U.K. Apologizes for Visa Letters Demanding Immigrants Submit a DNA Test
Posted October 26, 2018 3:36 p.m. EDT
LONDON — Britain’s home secretary has apologized to hundreds of immigrants who were illegally forced to provide DNA samples as part of a visa application process to settle in the country.
In a speech to Parliament on Thursday, the home secretary, Sajid Javid, said that an internal review had found that more than 400 immigrants — including relatives of Gurkha soldiers and of Afghan nationals who had served the British government — were sent letters demanding DNA tests to prove they were related to British citizens.
Those seeking visas to remain in Britain on the basis of a family relationship can choose to provide DNA evidence to support their application, but the provision is not mandatory by law.
“At the end of June, we became aware of some immigration cases where the provision of DNA evidence had been made a requirement, and it was not simply a request,” Javid said.
“Such demands are unacceptable,” he added. “Today, I want to take the opportunity to apologize to those affected by this practice.”
Javid said that the majority of cases involved had been part of a 2016 operation aimed at addressing fraud in some human rights applications for immigration. As part of the operation, seven people were denied the right to stay in Britain solely because of their failure to provide DNA evidence. Six more were refused on suitability grounds having also failed to provide DNA evidence, although that was not the sole reason.
“Regardless of the numbers of people that have been affected, one case is still one too many,” Javid said.
The latest revelation of wrongdoing by the Home Office comes after an immigration scandal that was exposed this year involving the wrongful detention and forced removal of many Caribbean immigrants known as the Windrush generation.
Many of those immigrants came to Britain after World War II on a British ship called the Empire Windrush and were granted citizenship and rights under the immigration act of 1971.
But after immigration laws were tightened in 2012 by Prime Minister Theresa May — then the home secretary — many immigrants from the Windrush generation struggled to prove their status because they had never been formally naturalized. The crisis threatened their access to health care, jobs and put them at risk of deportation. Some lost jobs and were, in fact, deported.
The government has also apologized for the Windrush scandal.
Steve Valdez-Symonds, migrant rights program director in Britain for Amnesty International, said in a statement that the Home Office had “once again been exposed as being a law unto itself.”
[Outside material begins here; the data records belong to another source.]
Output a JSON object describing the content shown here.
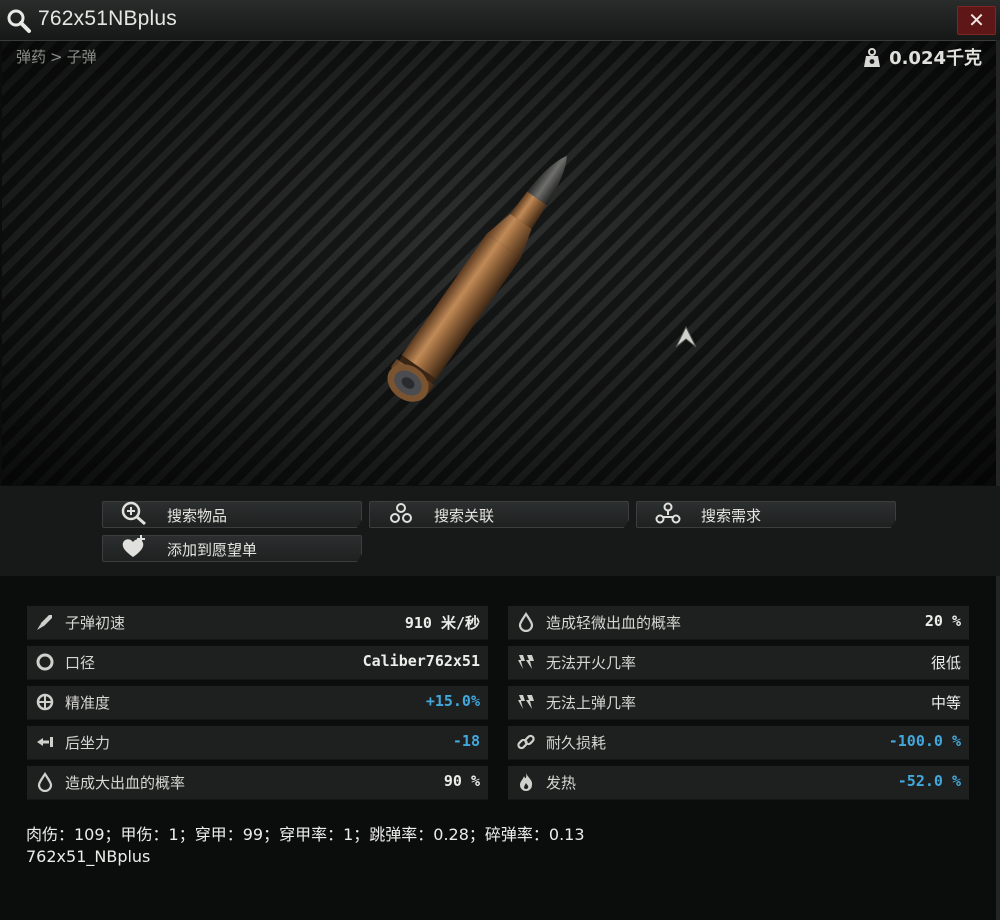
{
  "window": {
    "title": "762x51NBplus",
    "close_label": "✕"
  },
  "breadcrumb": [
    "弹药",
    ">",
    "子弹"
  ],
  "weight": "0.024千克",
  "actions": {
    "search_item": "搜索物品",
    "search_related": "搜索关联",
    "search_needs": "搜索需求",
    "add_wishlist": "添加到愿望单"
  },
  "stats_left": [
    {
      "icon": "rocket-icon",
      "name": "子弹初速",
      "value": "910 米/秒",
      "color": "#ececea"
    },
    {
      "icon": "caliber-ring-icon",
      "name": "口径",
      "value": "Caliber762x51",
      "color": "#ececea"
    },
    {
      "icon": "crosshair-icon",
      "name": "精准度",
      "value": "+15.0%",
      "color": "#43a7db"
    },
    {
      "icon": "recoil-icon",
      "name": "后坐力",
      "value": "-18",
      "color": "#43a7db"
    },
    {
      "icon": "blood-drop-icon",
      "name": "造成大出血的概率",
      "value": "90 %",
      "color": "#ececea"
    }
  ],
  "stats_right": [
    {
      "icon": "blood-drop-icon",
      "name": "造成轻微出血的概率",
      "value": "20 %",
      "color": "#ececea"
    },
    {
      "icon": "misfire-icon",
      "name": "无法开火几率",
      "value": "很低",
      "color": "#ececea"
    },
    {
      "icon": "misfeed-icon",
      "name": "无法上弹几率",
      "value": "中等",
      "color": "#ececea"
    },
    {
      "icon": "chain-link-icon",
      "name": "耐久损耗",
      "value": "-100.0 %",
      "color": "#43a7db"
    },
    {
      "icon": "flame-icon",
      "name": "发热",
      "value": "-52.0 %",
      "color": "#43a7db"
    }
  ],
  "footer": {
    "line1": "肉伤：109；甲伤：1；穿甲：99；穿甲率：1；跳弹率：0.28；碎弹率：0.13",
    "line2": "762x51_NBplus"
  }
}
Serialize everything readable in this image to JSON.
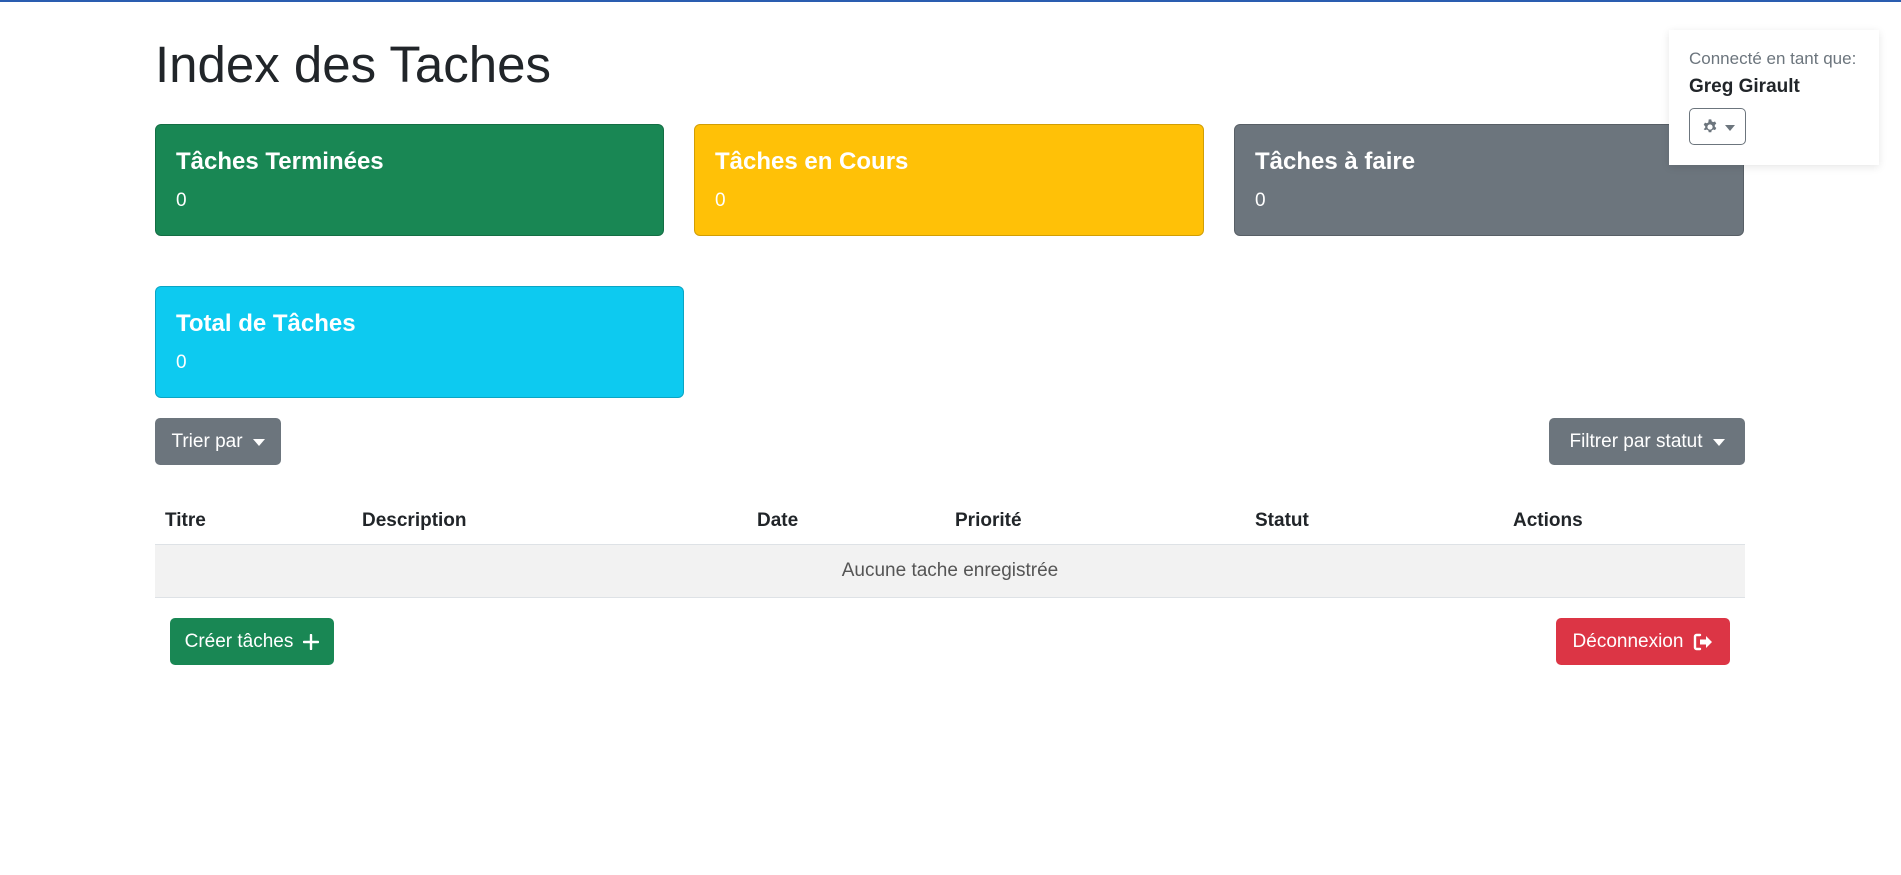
{
  "page": {
    "title": "Index des Taches"
  },
  "stats": {
    "done": {
      "label": "Tâches Terminées",
      "value": "0"
    },
    "in_progress": {
      "label": "Tâches en Cours",
      "value": "0"
    },
    "todo": {
      "label": "Tâches à faire",
      "value": "0"
    },
    "total": {
      "label": "Total de Tâches",
      "value": "0"
    }
  },
  "toolbar": {
    "sort_label": "Trier par",
    "filter_label": "Filtrer par statut"
  },
  "table": {
    "columns": [
      "Titre",
      "Description",
      "Date",
      "Priorité",
      "Statut",
      "Actions"
    ],
    "empty_message": "Aucune tache enregistrée"
  },
  "actions": {
    "create_label": "Créer tâches",
    "logout_label": "Déconnexion"
  },
  "user": {
    "label": "Connecté en tant que:",
    "name": "Greg Girault"
  },
  "icons": {
    "settings": "gear-icon",
    "create": "plus-icon",
    "logout": "sign-out-icon"
  },
  "colors": {
    "success": "#198754",
    "warning": "#ffc107",
    "secondary": "#6c757d",
    "info": "#0dcaf0",
    "danger": "#dc3545"
  }
}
“The home secretary needs to face up to the fact that problems in his department are systemic, chronic and deep-rooted,” he said.
Opposition politicians accused Home Office officials of continuing to carry out the government’s “hostile environment” policy.
Yvette Cooper, a Labour lawmaker and the chairwoman of the Home Affairs Select Committee in Parliament, said in a statement that the home secretary’s statement was “deeply troubling.”
“Coming after Windrush, it shows something going very wrong in the Home Office again,” she said. “A new wider review must be independent and should examine oversights failure and the impact of policies on the culture of Home Office operations.”